Secondo il biografo di Franco, Paul Preston, il dittatore fascista e Primo de Rivera, un playboy esuberante, si amavano poco. Franco avrebbe sabotato diversi tentativi di organizzare un salvataggio o uno scambio di prigionieri che avrebbero salvato la vita di Primo de Rivera, scrive Preston nella sua biografia. La sua morte permise a Franco di eliminare un rivale e di prendere il controllo dei falangisti, sottomettendoli a un più ampio movimento di estrema destra che sosteneva la sua dittatura.
Pochi mesi dopo le elezioni, la Falange venne dichiarata fuorilegge, i suoi membri processati e Primo de Rivera giustiziato. Ma non fu la fine, fu un altro inizio, ovvero quello di una guerra che riguardò la Spagna ma colpì tutta l'Europa; da un lato le forze di destra, sostenute dai regimi di Italia e Germania; dall'altro quelle di sinistra, aiutate da volontari e supportate dall'Unione Sovietica. Furono le prove generali della Seconda Guerra Mondiale, in termini di alleanze e di armamenti. Le truppe di Francisco Franco, temporaneamente di nuovo stanziate in Africa, fecero ritorno in Spagna. Avallato dai governi fascisti europei, riuscì a divenire Generalísimo, comandante delle forze armate prima e dell'intera alleanza di destra dopo.

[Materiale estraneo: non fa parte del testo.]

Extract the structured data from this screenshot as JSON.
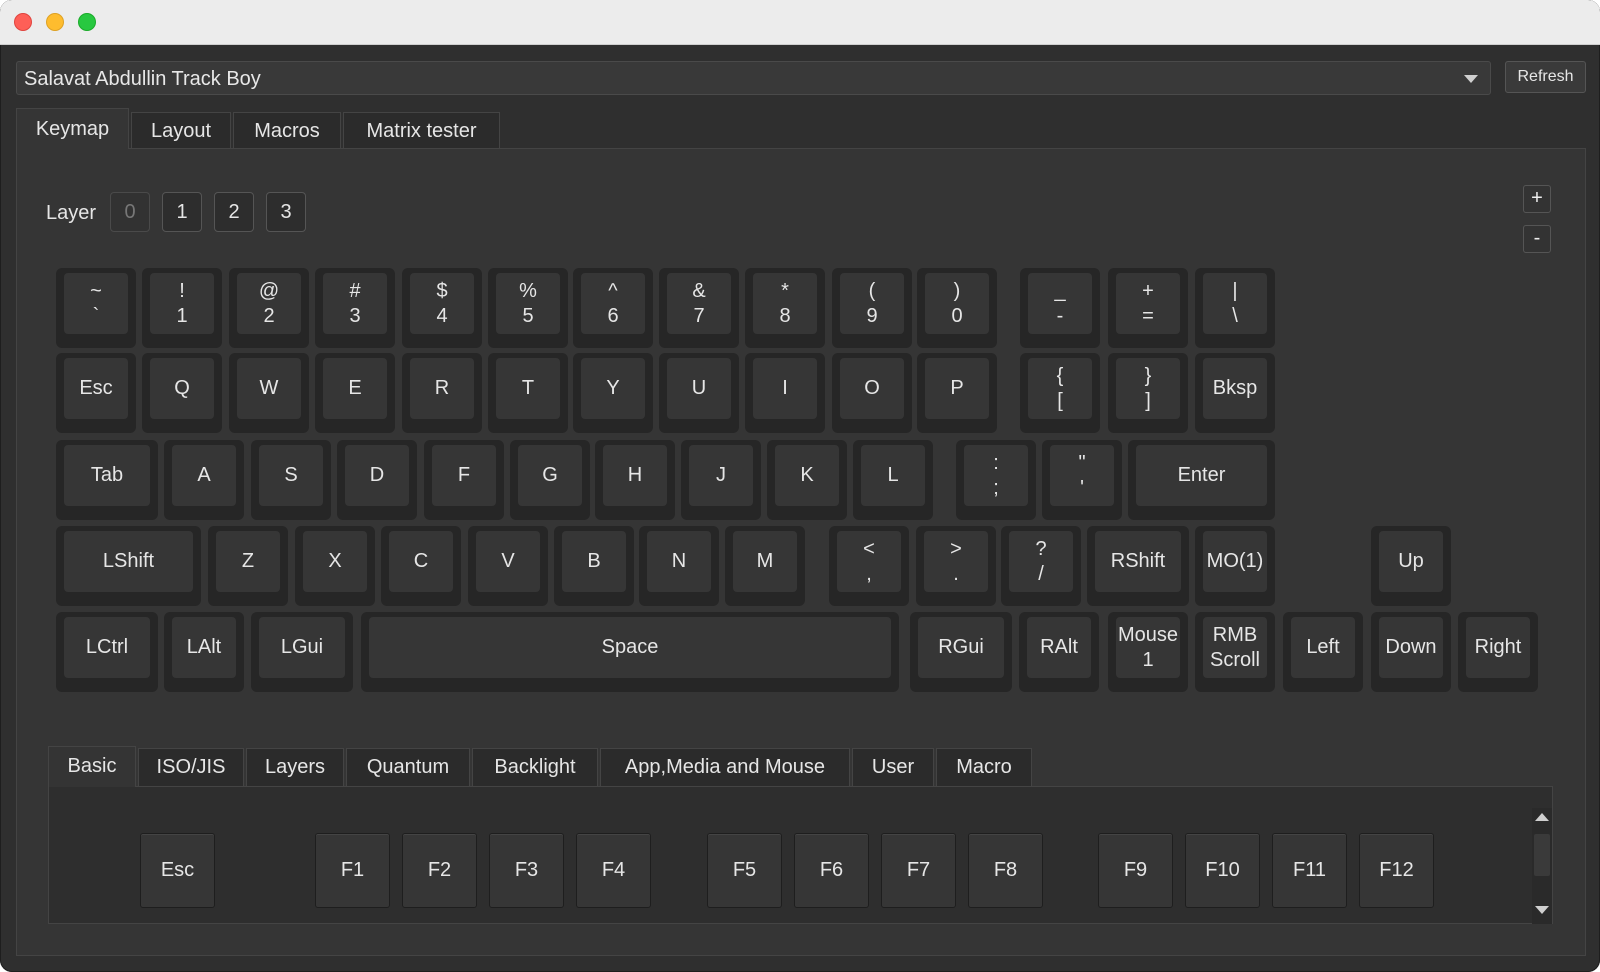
{
  "window": {
    "controls": [
      "close",
      "minimize",
      "zoom"
    ]
  },
  "device_selector": {
    "value": "Salavat Abdullin Track Boy",
    "refresh_label": "Refresh"
  },
  "main_tabs": [
    "Keymap",
    "Layout",
    "Macros",
    "Matrix tester"
  ],
  "layer": {
    "label": "Layer",
    "buttons": [
      "0",
      "1",
      "2",
      "3"
    ],
    "active": "0"
  },
  "zoom": {
    "plus": "+",
    "minus": "-"
  },
  "keyboard": {
    "rows": [
      [
        [
          "~",
          "`"
        ],
        [
          "!",
          "1"
        ],
        [
          "@",
          "2"
        ],
        [
          "#",
          "3"
        ],
        [
          "$",
          "4"
        ],
        [
          "%",
          "5"
        ],
        [
          "^",
          "6"
        ],
        [
          "&",
          "7"
        ],
        [
          "*",
          "8"
        ],
        [
          "(",
          "9"
        ],
        [
          ")",
          "0"
        ],
        [
          "_",
          "-"
        ],
        [
          "+",
          "="
        ],
        [
          "|",
          "\\"
        ]
      ],
      [
        [
          "Esc"
        ],
        [
          "Q"
        ],
        [
          "W"
        ],
        [
          "E"
        ],
        [
          "R"
        ],
        [
          "T"
        ],
        [
          "Y"
        ],
        [
          "U"
        ],
        [
          "I"
        ],
        [
          "O"
        ],
        [
          "P"
        ],
        [
          "{",
          "["
        ],
        [
          "}",
          "]"
        ],
        [
          "Bksp"
        ]
      ],
      [
        [
          "Tab"
        ],
        [
          "A"
        ],
        [
          "S"
        ],
        [
          "D"
        ],
        [
          "F"
        ],
        [
          "G"
        ],
        [
          "H"
        ],
        [
          "J"
        ],
        [
          "K"
        ],
        [
          "L"
        ],
        [
          ":",
          ";"
        ],
        [
          "\"",
          "'"
        ],
        [
          "Enter"
        ]
      ],
      [
        [
          "LShift"
        ],
        [
          "Z"
        ],
        [
          "X"
        ],
        [
          "C"
        ],
        [
          "V"
        ],
        [
          "B"
        ],
        [
          "N"
        ],
        [
          "M"
        ],
        [
          "<",
          ","
        ],
        [
          ">",
          "."
        ],
        [
          "?",
          "/"
        ],
        [
          "RShift"
        ],
        [
          "MO(1)"
        ],
        [
          "Up"
        ]
      ],
      [
        [
          "LCtrl"
        ],
        [
          "LAlt"
        ],
        [
          "LGui"
        ],
        [
          "Space"
        ],
        [
          "RGui"
        ],
        [
          "RAlt"
        ],
        [
          "Mouse",
          "1"
        ],
        [
          "RMB",
          "Scroll"
        ],
        [
          "Left"
        ],
        [
          "Down"
        ],
        [
          "Right"
        ]
      ]
    ]
  },
  "keycode_tabs": [
    "Basic",
    "ISO/JIS",
    "Layers",
    "Quantum",
    "Backlight",
    "App,Media and Mouse",
    "User",
    "Macro"
  ],
  "keycode_keys": [
    "Esc",
    "F1",
    "F2",
    "F3",
    "F4",
    "F5",
    "F6",
    "F7",
    "F8",
    "F9",
    "F10",
    "F11",
    "F12"
  ]
}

La Memoria Contesa: Il Caso di José Antonio Primo de Rivera nella Valle dei Caduti
In Spagna è stato disseppellito dal mausoleo della Valle dei Caduti di Madrid il corpo di José Antonio Primo de Rivera, fondatore del movimento fascista Falange che sostenne il regime franchista. Le spoglie del politico e militare, figlio del dittatore Miguel Primo de Rivera, verranno spostate su volontà di suoi parenti nel cimitero di San Isidro della capitale spagnola. Questa operazione viene effettuata in virtù della nuova legge "sulla memoria democratica", entrata in vigore nel 2022. Secondo questa legge, nessuno può rimanere sepolto "in un punto preminente" della Valle dei Caduti, ufficialmente ribattezzata Valle di Cuelgamuros (il nome originale del sito), in quanto considerata un luogo simbolo della dittatura franchista.

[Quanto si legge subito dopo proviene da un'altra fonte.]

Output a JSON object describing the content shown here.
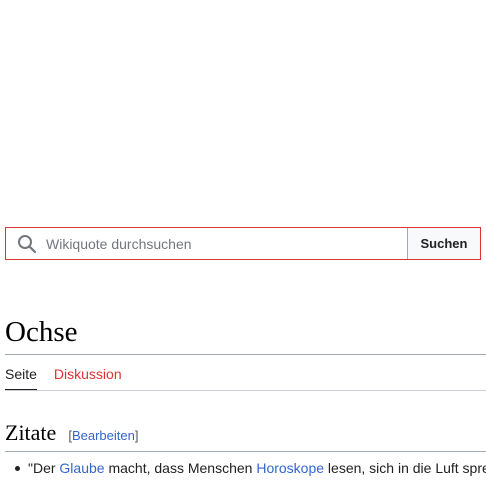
{
  "search": {
    "placeholder": "Wikiquote durchsuchen",
    "button_label": "Suchen",
    "icon": "search-icon"
  },
  "page": {
    "title": "Ochse"
  },
  "tabs": [
    {
      "label": "Seite",
      "active": true
    },
    {
      "label": "Diskussion",
      "active": false,
      "color": "#d33"
    }
  ],
  "section": {
    "title": "Zitate",
    "edit_open": "[",
    "edit_label": "Bearbeiten",
    "edit_close": "]"
  },
  "quotes": [
    {
      "text_1": "\"Der ",
      "link_1": "Glaube",
      "text_2": " macht, dass Menschen ",
      "link_2": "Horoskope",
      "text_3": " lesen, sich in die Luft spre"
    }
  ],
  "colors": {
    "link": "#3366cc",
    "red_link": "#d33",
    "search_border": "#d33"
  }
}
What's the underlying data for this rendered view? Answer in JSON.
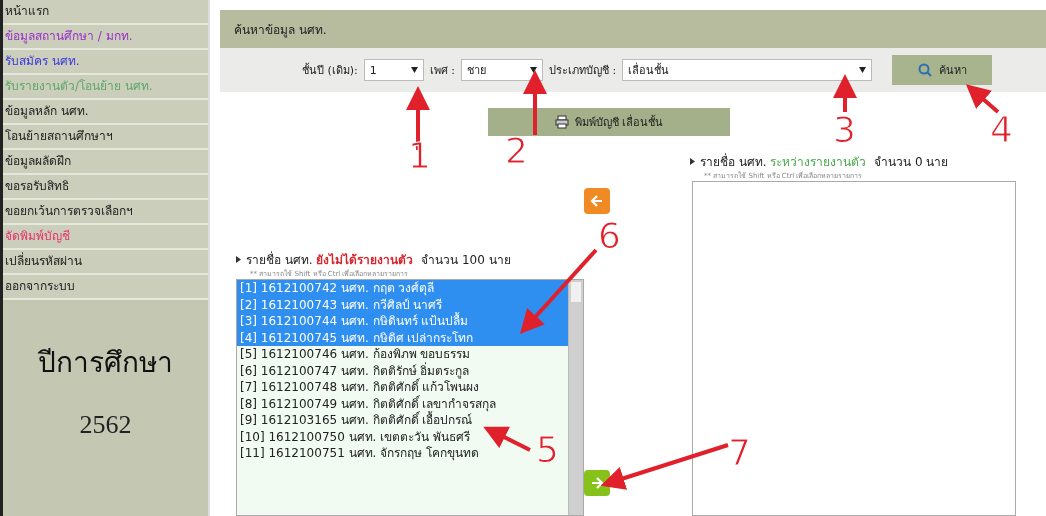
{
  "sidebar": {
    "items": [
      {
        "label": "หน้าแรก",
        "color": "#222222"
      },
      {
        "label": "ข้อมูลสถานศึกษา / มกท.",
        "color": "#9b30c8"
      },
      {
        "label": "รับสมัคร นศท.",
        "color": "#3a3adb"
      },
      {
        "label": "รับรายงานตัว/โอนย้าย นศท.",
        "color": "#5fa86a"
      },
      {
        "label": "ข้อมูลหลัก นศท.",
        "color": "#222222"
      },
      {
        "label": "โอนย้ายสถานศึกษาฯ",
        "color": "#222222"
      },
      {
        "label": "ข้อมูลผลัดฝึก",
        "color": "#222222"
      },
      {
        "label": "ขอรอรับสิทธิ",
        "color": "#222222"
      },
      {
        "label": "ขอยกเว้นการตรวจเลือกฯ",
        "color": "#222222"
      },
      {
        "label": "จัดพิมพ์บัญชี",
        "color": "#e8336a"
      },
      {
        "label": "เปลี่ยนรหัสผ่าน",
        "color": "#222222"
      },
      {
        "label": "ออกจากระบบ",
        "color": "#222222"
      }
    ],
    "year_label": "ปีการศึกษา",
    "year": "2562"
  },
  "header": "ค้นหาข้อมูล นศท.",
  "filters": [
    {
      "label": "ชั้นปี (เดิม):",
      "value": "1"
    },
    {
      "label": "เพศ :",
      "value": "ชาย"
    },
    {
      "label": "ประเภทบัญชี :",
      "value": "เลื่อนชั้น"
    }
  ],
  "search_button": "ค้นหา",
  "print_button": "พิมพ์บัญชี เลื่อนชั้น",
  "left_list": {
    "prefix": "รายชื่อ นศท.",
    "status": "ยังไม่ได้รายงานตัว",
    "count": "จำนวน 100 นาย",
    "hint": "** สามารถใช้ Shift หรือ Ctrl เพื่อเลือกหลายรายการ",
    "rows": [
      {
        "text": "[1] 1612100742 นศท. กฤต วงศ์ตุลี",
        "selected": true
      },
      {
        "text": "[2] 1612100743 นศท. กวีศิลป์ นาศรี",
        "selected": true
      },
      {
        "text": "[3] 1612100744 นศท. กษิดินทร์ แป้นปลื้ม",
        "selected": true
      },
      {
        "text": "[4] 1612100745 นศท. กษิดิศ เปล่ากระโทก",
        "selected": true
      },
      {
        "text": "[5] 1612100746 นศท. ก้องพิภพ ขอบธรรม",
        "selected": false
      },
      {
        "text": "[6] 1612100747 นศท. กิตติรักษ์ อิ่มตระกูล",
        "selected": false
      },
      {
        "text": "[7] 1612100748 นศท. กิตติศักดิ์ แก้วโพนผง",
        "selected": false
      },
      {
        "text": "[8] 1612100749 นศท. กิตติศักดิ์ เลขากำจรสกุล",
        "selected": false
      },
      {
        "text": "[9] 1612103165 นศท. กิตติศักดิ์ เอื้อปกรณ์",
        "selected": false
      },
      {
        "text": "[10] 1612100750 นศท. เขตตะวัน พันธศรี",
        "selected": false
      },
      {
        "text": "[11] 1612100751 นศท. จักรกฤษ โคกขุนทด",
        "selected": false
      }
    ]
  },
  "right_list": {
    "prefix": "รายชื่อ นศท.",
    "status": "ระหว่างรายงานตัว",
    "count": "จำนวน 0 นาย",
    "hint": "** สามารถใช้ Shift หรือ Ctrl เพื่อเลือกหลายรายการ"
  },
  "annotations": [
    "1",
    "2",
    "3",
    "4",
    "5",
    "6",
    "7"
  ]
}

Contemporary Spain late XIX and early XX Restoration and Primo de Rivera
La norma stabilisce anche che il mausoleo, dove sono sepolte in fosse comuni migliaia di persone morte ai tempi della Guerra Civile e della dittatura, deve essere "ridefinito" come spazio di memoria storica "per rafforzare i valori costituzionali e democratici". Sarà la quinta volta che il corpo di José Antonio Primo de Rivera viene seppellito e la quarta che viene riesumato. Nel 1939, dopo aver riposato in due diverse fosse comuni ad Alicante, la sua bara fu trasportata per 500 chilometri dalla città costiera orientale a San Lorenzo de El Escorial, una città vicino a Madrid dove sono sepolti i reali di Spagna. Il governo sta effettuando dei lavori nel mausoleo per consentire l'accesso alle cripte dove sono sepolte in forma anonima le spoglie di 34mila persone, molte delle quali vittime del regime di Franco, permettendo alle famiglie di identificare i loro parenti.

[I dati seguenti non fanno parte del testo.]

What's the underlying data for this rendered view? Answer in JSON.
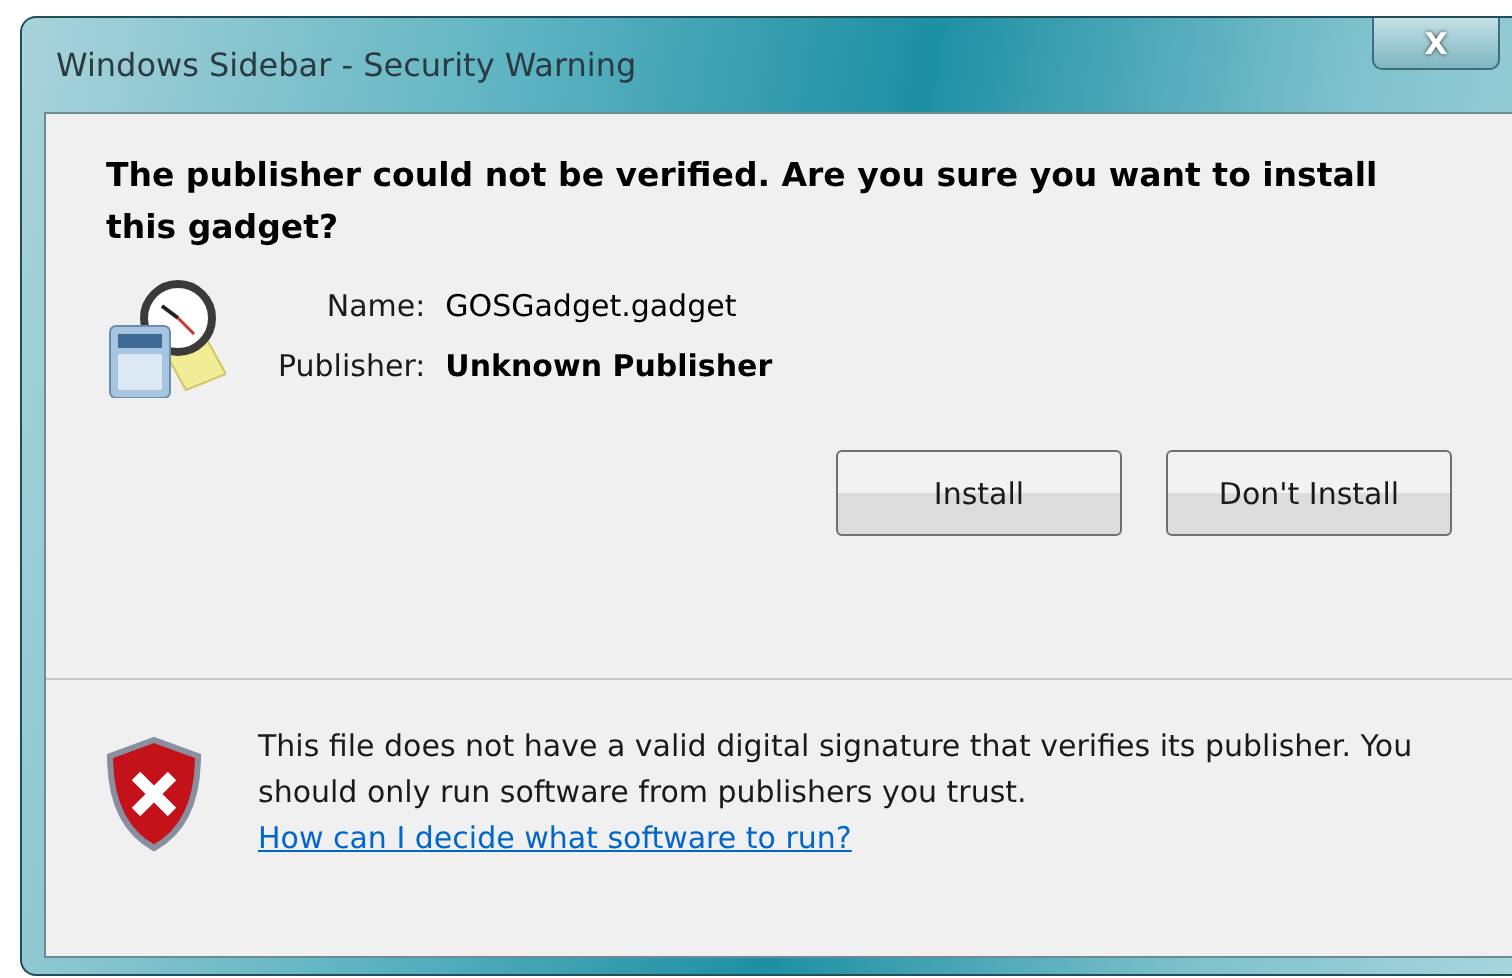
{
  "window": {
    "title": "Windows Sidebar - Security Warning",
    "close": "X"
  },
  "heading": "The publisher could not be verified. Are you sure you want to install this gadget?",
  "fields": [
    {
      "label": "Name:",
      "value": "GOSGadget.gadget",
      "bold": false
    },
    {
      "label": "Publisher:",
      "value": "Unknown Publisher",
      "bold": true
    }
  ],
  "buttons": [
    "Install",
    "Don't Install"
  ],
  "footer": {
    "text": "This file does not have a valid digital signature that verifies its publisher. You should only run software from publishers you trust.",
    "link": "How can I decide what software to run?"
  }
}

Questo spostamento è un ulteriore passo nel processo di riconsiderazione del passato franchista in Spagna, un tentativo di "ridefinire" i luoghi della memoria per onorare le vittime e promuovere i valori democratici. La figura di José Antonio Primo de Rivera, un tempo simbolo del regime, ora viene spostata da un luogo di preminenza, riflettendo un cambiamento nella narrazione storica e nel riconoscimento delle atrocità della dittatura. Questo episodio sottolinea la persistente importanza della memoria storica e la necessità di affrontare i simboli di regimi autoritari per costruire una società basata sui valori costituzionali e democratici.